Le telecamere per la profondità destinate alla robotica fungono da "organi di percezione spaziale" dei robot. Nelle linee di produzione automatizzate, i robot devono identificare e afferrare con precisione pezzi lavorati disposti in modo casuale. Le telecamere 3D possono generare dati di nuvola di punti altamente accurati, aiutando i robot a comprendere la posa tridimensionale e la posizione degli oggetti, consentendo così un afferramento, un ordinamento e un assemblaggio precisi, migliorando in modo significativo l’efficienza e la flessibilità produttiva.
I dispositivi AR/VR richiedono una consapevolezza ambientale in tempo reale per integrare senza soluzione di continuità oggetti virtuali nel mondo reale. Le fotocamere per la profondità possono eseguire una scansione tridimensionale della stanza dell’utente e generare una mappa di profondità accurata. Ciò consente di posizionare con precisione gli oggetti virtuali su un tavolo o di nasconderli dietro oggetti reali, migliorando in modo significativo l’esperienza immersiva e interattiva dell’utente.
L'automazione dei magazzini, la misurazione del volume dei pacchi e il pallettizzazione sono requisiti fondamentali nel settore della logistica. Le telecamere 3D possono misurare rapidamente il volume e il peso dei pacchi per ottimizzare il carico dei camion. Nei magazzini automatizzati, possono guidare i robot per prelevare e posizionare con precisione gli articoli dagli scaffali ed eseguire conteggi di inventario, consentendo una gestione efficiente del magazzino.

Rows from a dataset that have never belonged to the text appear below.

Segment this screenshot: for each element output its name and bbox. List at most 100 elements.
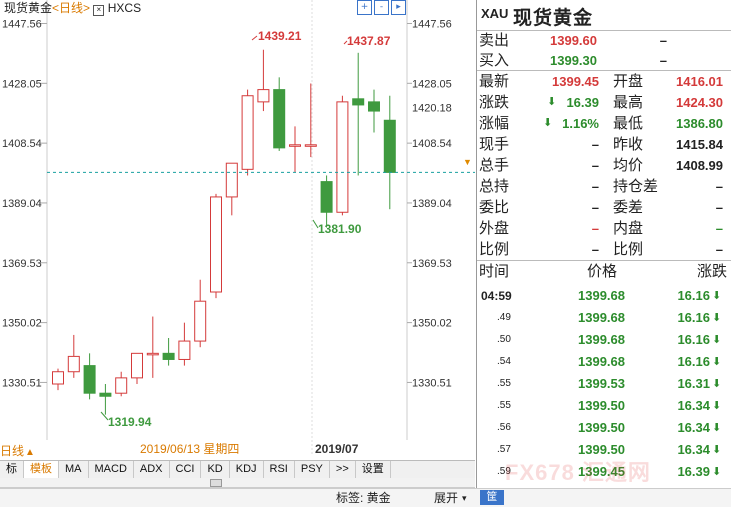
expand-button[interactable]: 展开: [434, 490, 458, 506]
tick-price: 1399.68: [578, 288, 625, 303]
candle: [115, 371, 128, 397]
quote-row-current_vol: 现手 – 昨收 1415.84: [477, 134, 731, 155]
indicator-tab[interactable]: 标: [0, 461, 24, 478]
y-tick-right: 1447.56: [412, 18, 452, 30]
candle: [67, 334, 80, 378]
commit_ratio-label: 委比: [479, 199, 510, 216]
tick-time: .54: [497, 356, 511, 367]
change-value: 16.39: [566, 95, 599, 110]
indicator-tab[interactable]: MA: [59, 461, 89, 478]
hold_diff-label: 持仓差: [613, 178, 659, 195]
tick-price: 1399.68: [578, 310, 625, 325]
indicator-tab[interactable]: KDJ: [230, 461, 264, 478]
scroll-thumb[interactable]: [210, 479, 222, 487]
indicator-tab[interactable]: 设置: [356, 461, 391, 478]
tick-row: .55 1399.50 16.34 ⬇: [477, 395, 731, 417]
tick-header-change: 涨跌: [697, 263, 728, 280]
indicator-tab[interactable]: 模板: [24, 461, 59, 478]
compare-checkbox-icon[interactable]: ×: [93, 5, 105, 16]
candle-body: [131, 352, 143, 379]
candle-body: [320, 181, 333, 213]
tick-change: 16.16: [677, 310, 710, 325]
play-icon[interactable]: ▸: [391, 0, 406, 15]
tick-header: 时间 价格 涨跌: [477, 261, 731, 282]
chart-scrollbar[interactable]: [0, 478, 475, 488]
down-arrow-icon: ⬇: [712, 444, 722, 456]
indicator-tab[interactable]: KD: [201, 461, 230, 478]
total_vol-label: 总手: [479, 157, 510, 174]
period-label[interactable]: 日线: [0, 444, 24, 458]
indicator-tab[interactable]: CCI: [170, 461, 202, 478]
candle: [257, 49, 270, 112]
y-tick-left: 1447.56: [2, 18, 42, 30]
indicator-tab[interactable]: ADX: [134, 461, 170, 478]
candle-body: [225, 162, 238, 198]
price-marker-icon: ▼: [463, 157, 472, 167]
quote-row-total_vol: 总手 – 均价 1408.99: [477, 155, 731, 176]
annotation-low2: 1319.94: [108, 415, 152, 429]
tick-time: .55: [497, 378, 511, 389]
indicator-tab[interactable]: >>: [330, 461, 356, 478]
quote-row-change_pct: 涨幅 ⬇ 1.16% 最低 1386.80: [477, 113, 731, 134]
avg-label: 均价: [613, 157, 644, 174]
tick-time: .56: [497, 422, 511, 433]
buy-label: 买入: [479, 52, 510, 69]
y-tick-right: 1350.02: [412, 318, 452, 330]
indicator-tab[interactable]: RSI: [264, 461, 295, 478]
status-bar: 标签: 黄金 展开 ▾ 筐: [0, 488, 731, 507]
candle: [131, 352, 143, 384]
tag-label: 标签: 黄金: [336, 491, 391, 505]
y-tick-right: 1428.05: [412, 78, 452, 90]
tick-row: 04:59 1399.68 16.16 ⬇: [477, 285, 731, 307]
indicator-tab[interactable]: MACD: [89, 461, 134, 478]
change-label: 涨跌: [479, 94, 510, 111]
tick-time: .55: [497, 400, 511, 411]
annotation-high2: 1437.87: [347, 34, 391, 48]
quote-row-latest: 最新 1399.45 开盘 1416.01: [477, 71, 731, 92]
tick-time: .49: [497, 312, 511, 323]
down-arrow-icon: ⬇: [712, 422, 722, 434]
y-tick-left: 1330.51: [2, 377, 42, 389]
indicator-tab[interactable]: PSY: [295, 461, 330, 478]
expand-chevron-icon[interactable]: ▾: [462, 490, 467, 506]
candlestick-chart[interactable]: 1447.56 1428.05 1408.54 1389.04 1369.53 1350.…: [0, 0, 475, 460]
y-tick-left: 1408.54: [2, 138, 42, 150]
down-arrow-icon: ⬇: [712, 290, 722, 302]
month-label: 2019/07: [315, 442, 359, 456]
down-arrow-icon: ⬇: [712, 334, 722, 346]
period-arrow-icon[interactable]: ▲: [25, 447, 35, 458]
candle: [320, 175, 333, 228]
chart-title-period[interactable]: <日线>: [52, 1, 90, 15]
ratio2-value: –: [715, 242, 723, 257]
tick-row: .50 1399.68 16.16 ⬇: [477, 329, 731, 351]
down-arrow-icon: ⬇: [712, 356, 722, 368]
current_vol-label: 现手: [479, 136, 510, 153]
buy-row: 买入 1399.30 –: [477, 50, 731, 71]
tick-price: 1399.68: [578, 354, 625, 369]
tick-header-time: 时间: [479, 263, 510, 280]
prev_close-value: 1415.84: [676, 137, 723, 152]
zoom-out-icon[interactable]: -: [374, 0, 389, 15]
down-arrow-icon: ⬇: [712, 466, 722, 478]
zoom-in-icon[interactable]: +: [357, 0, 372, 15]
chart-title-code: HXCS: [107, 1, 142, 15]
chart-controls: + - ▸: [357, 0, 406, 15]
quote-row-outer: 外盘 – 内盘 –: [477, 218, 731, 239]
commit_ratio-value: –: [591, 200, 599, 215]
blue-button[interactable]: 筐: [480, 490, 504, 505]
y-tick-right: 1408.54: [412, 138, 452, 150]
inner-label: 内盘: [613, 220, 644, 237]
commit_diff-label: 委差: [613, 199, 644, 216]
candle-body: [99, 392, 112, 397]
candle: [52, 368, 64, 391]
candle: [336, 95, 349, 216]
chart-canvas[interactable]: 1447.56 1428.05 1408.54 1389.04 1369.53 1350.…: [0, 0, 475, 460]
y-tick-left: 1428.05: [2, 78, 42, 90]
total_hold-label: 总持: [479, 178, 510, 195]
quote-row-change: 涨跌 ⬇ 16.39 最高 1424.30: [477, 92, 731, 113]
annotation-low2-pointer: [100, 411, 109, 421]
down-arrow-icon: ⬇: [712, 378, 722, 390]
y-tick-right: 1389.04: [412, 198, 452, 210]
tick-change: 16.34: [677, 442, 710, 457]
candle-body: [162, 352, 175, 360]
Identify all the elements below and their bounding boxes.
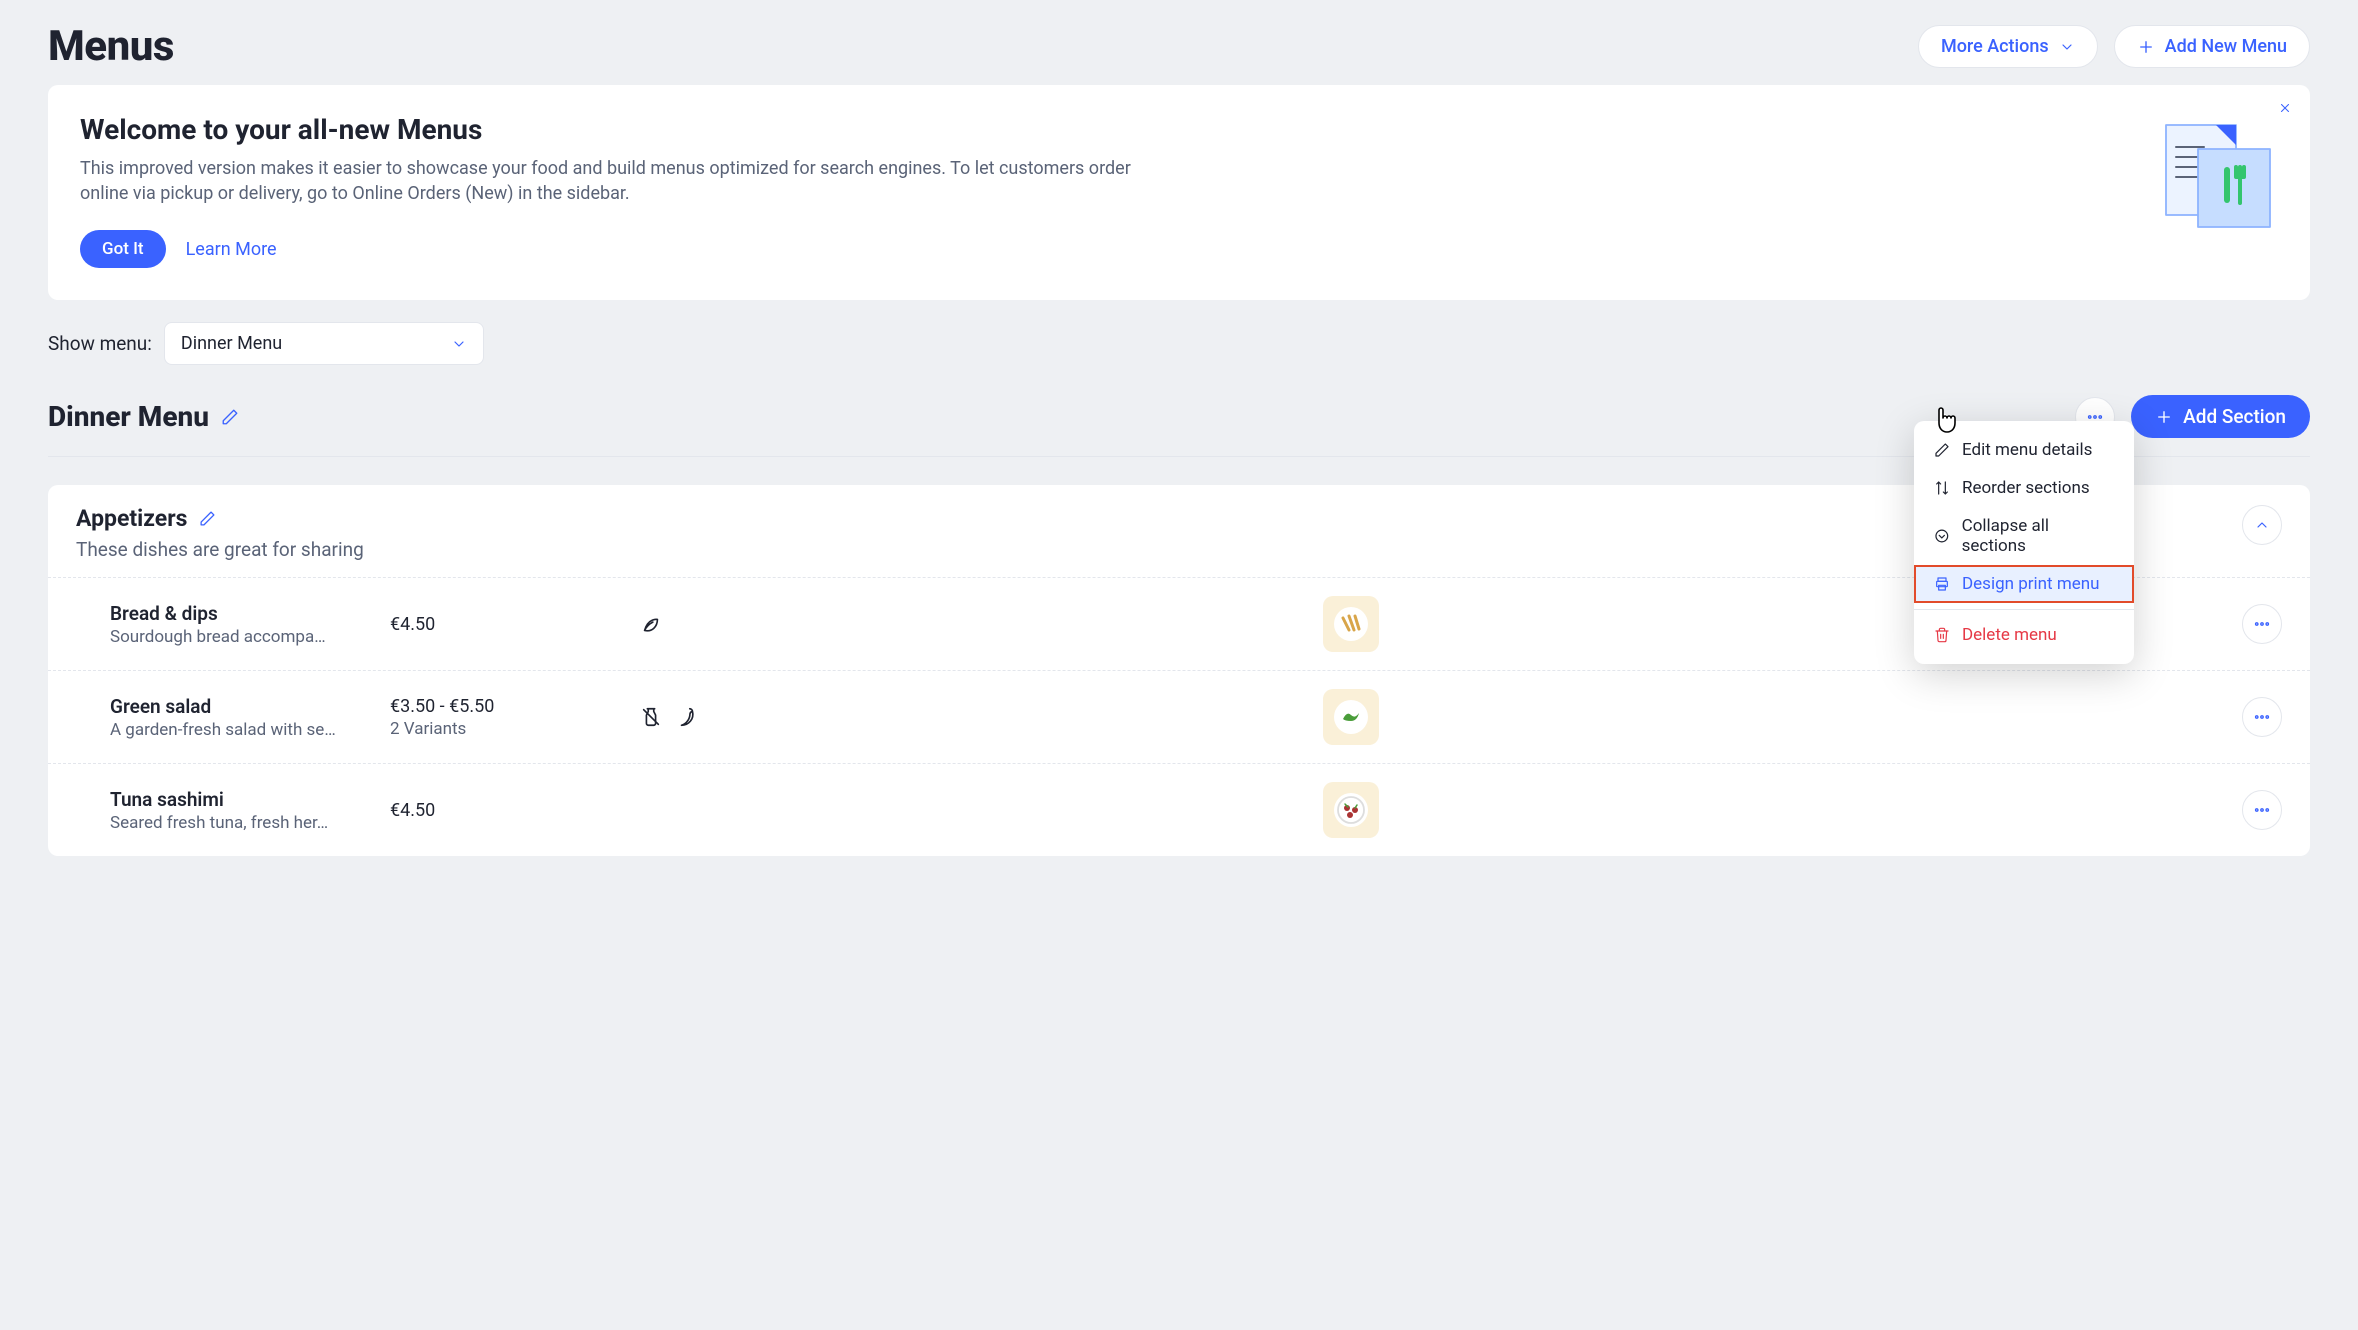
more-actions-button[interactable]: More Actions [1918, 25, 2098, 68]
dropdown-separator [1914, 609, 2134, 610]
menu-selector-value: Dinner Menu [181, 333, 282, 354]
add-new-menu-button[interactable]: Add New Menu [2114, 25, 2310, 68]
menu-selector[interactable]: Dinner Menu [164, 322, 484, 365]
pencil-icon [221, 408, 239, 426]
more-horizontal-icon [2253, 615, 2271, 633]
dropdown-reorder-label: Reorder sections [1962, 478, 2090, 498]
edit-menu-name-button[interactable] [221, 408, 239, 426]
pencil-icon [199, 510, 216, 527]
more-horizontal-icon [2253, 708, 2271, 726]
collapse-icon [1934, 528, 1950, 544]
plus-icon [2155, 408, 2173, 426]
welcome-banner: Welcome to your all-new Menus This impro… [48, 85, 2310, 300]
item-thumbnail [1323, 596, 1379, 652]
section-title: Appetizers [76, 505, 187, 532]
menu-item-row: Green salad A garden-fresh salad with se… [48, 670, 2310, 763]
dropdown-design-print[interactable]: Design print menu [1914, 565, 2134, 603]
drag-icon [76, 614, 88, 634]
item-name: Green salad [110, 695, 370, 718]
dropdown-collapse[interactable]: Collapse all sections [1914, 507, 2134, 565]
close-icon[interactable] [2278, 99, 2292, 120]
item-thumbnail [1323, 689, 1379, 745]
plus-icon [2137, 38, 2155, 56]
chili-icon [676, 706, 698, 728]
menu-name: Dinner Menu [48, 400, 209, 433]
drag-icon [76, 707, 88, 727]
reorder-icon [1934, 480, 1950, 496]
got-it-button[interactable]: Got It [80, 230, 166, 268]
drag-handle[interactable] [76, 800, 90, 820]
more-actions-label: More Actions [1941, 36, 2049, 57]
dropdown-delete-label: Delete menu [1962, 625, 2057, 645]
item-more-button[interactable] [2242, 604, 2282, 644]
printer-icon [1934, 576, 1950, 592]
collapse-section-button[interactable] [2242, 505, 2282, 545]
banner-title: Welcome to your all-new Menus [80, 113, 1170, 146]
item-more-button[interactable] [2242, 790, 2282, 830]
pencil-icon [1934, 442, 1950, 458]
item-price: €4.50 [390, 614, 620, 635]
more-horizontal-icon [2253, 801, 2271, 819]
dropdown-design-label: Design print menu [1962, 574, 2100, 594]
item-desc: Sourdough bread accompa… [110, 627, 370, 647]
menu-actions-dropdown: Edit menu details Reorder sections Colla… [1914, 421, 2134, 664]
dropdown-edit-label: Edit menu details [1962, 440, 2092, 460]
chevron-up-icon [2254, 517, 2270, 533]
item-desc: A garden-fresh salad with se… [110, 720, 370, 740]
banner-illustration [2158, 113, 2278, 238]
show-menu-label: Show menu: [48, 332, 152, 355]
dropdown-reorder[interactable]: Reorder sections [1914, 469, 2134, 507]
dropdown-delete[interactable]: Delete menu [1914, 616, 2134, 654]
drag-icon [76, 800, 88, 820]
item-name: Tuna sashimi [110, 788, 370, 811]
learn-more-link[interactable]: Learn More [186, 239, 277, 260]
drag-handle[interactable] [76, 707, 90, 727]
trash-icon [1934, 627, 1950, 643]
drag-handle[interactable] [76, 614, 90, 634]
banner-description: This improved version makes it easier to… [80, 156, 1170, 206]
dropdown-collapse-label: Collapse all sections [1962, 516, 2114, 556]
item-price: €4.50 [390, 800, 620, 821]
add-section-button[interactable]: Add Section [2131, 395, 2310, 438]
chevron-down-icon [2059, 39, 2075, 55]
item-desc: Seared fresh tuna, fresh her… [110, 813, 370, 833]
chevron-down-icon [451, 336, 467, 352]
page-title: Menus [48, 22, 174, 71]
leaf-icon [640, 613, 662, 635]
dairy-free-icon [640, 706, 662, 728]
add-new-menu-label: Add New Menu [2165, 36, 2287, 57]
item-variants: 2 Variants [390, 719, 620, 739]
menu-item-row: Tuna sashimi Seared fresh tuna, fresh he… [48, 763, 2310, 856]
section-subtitle: These dishes are great for sharing [76, 538, 364, 561]
item-thumbnail [1323, 782, 1379, 838]
item-name: Bread & dips [110, 602, 370, 625]
item-price: €3.50 - €5.50 [390, 696, 620, 717]
edit-section-title-button[interactable] [199, 510, 216, 527]
dropdown-edit-details[interactable]: Edit menu details [1914, 431, 2134, 469]
add-section-label: Add Section [2183, 405, 2286, 428]
item-more-button[interactable] [2242, 697, 2282, 737]
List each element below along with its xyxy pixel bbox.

Nel settore sanitario, le telecamere 3D possono essere utilizzate per misurazioni corporee senza contatto, analisi della postura e pianificazione chirurgica. Grazie alla scansione 3D, le telecamere a profondità possono generare modelli umani per protesi e ortesi personalizzate. In ambito biometrico, queste telecamere possono identificare la geometria unica del volto per fornire un'autenticazione più sicura e prevenire tentativi di inganno mediante foto o video.
Le telecamere con rilevamento della profondità rappresentano un significativo progresso tecnologico nel campo della visione embedded. Che si tratti di luce strutturata, tempo di volo (time-of-flight) o visione binoculare, ciascuna tecnologia offre soluzioni specifiche per la percezione 3D. Comprendere i principi e le caratteristiche di questi diversi tipi di telecamere a profondità e selezionarli con precisione in base allo scenario applicativo (ad esempio, telecamere a profondità per robotica) è essenziale per ogni ingegnere specializzato in visione artificiale. Le telecamere a profondità dotano le macchine della capacità di percepire il mondo tridimensionale e stanno guidando una profonda trasformazione dall'automazione all'intelligenza.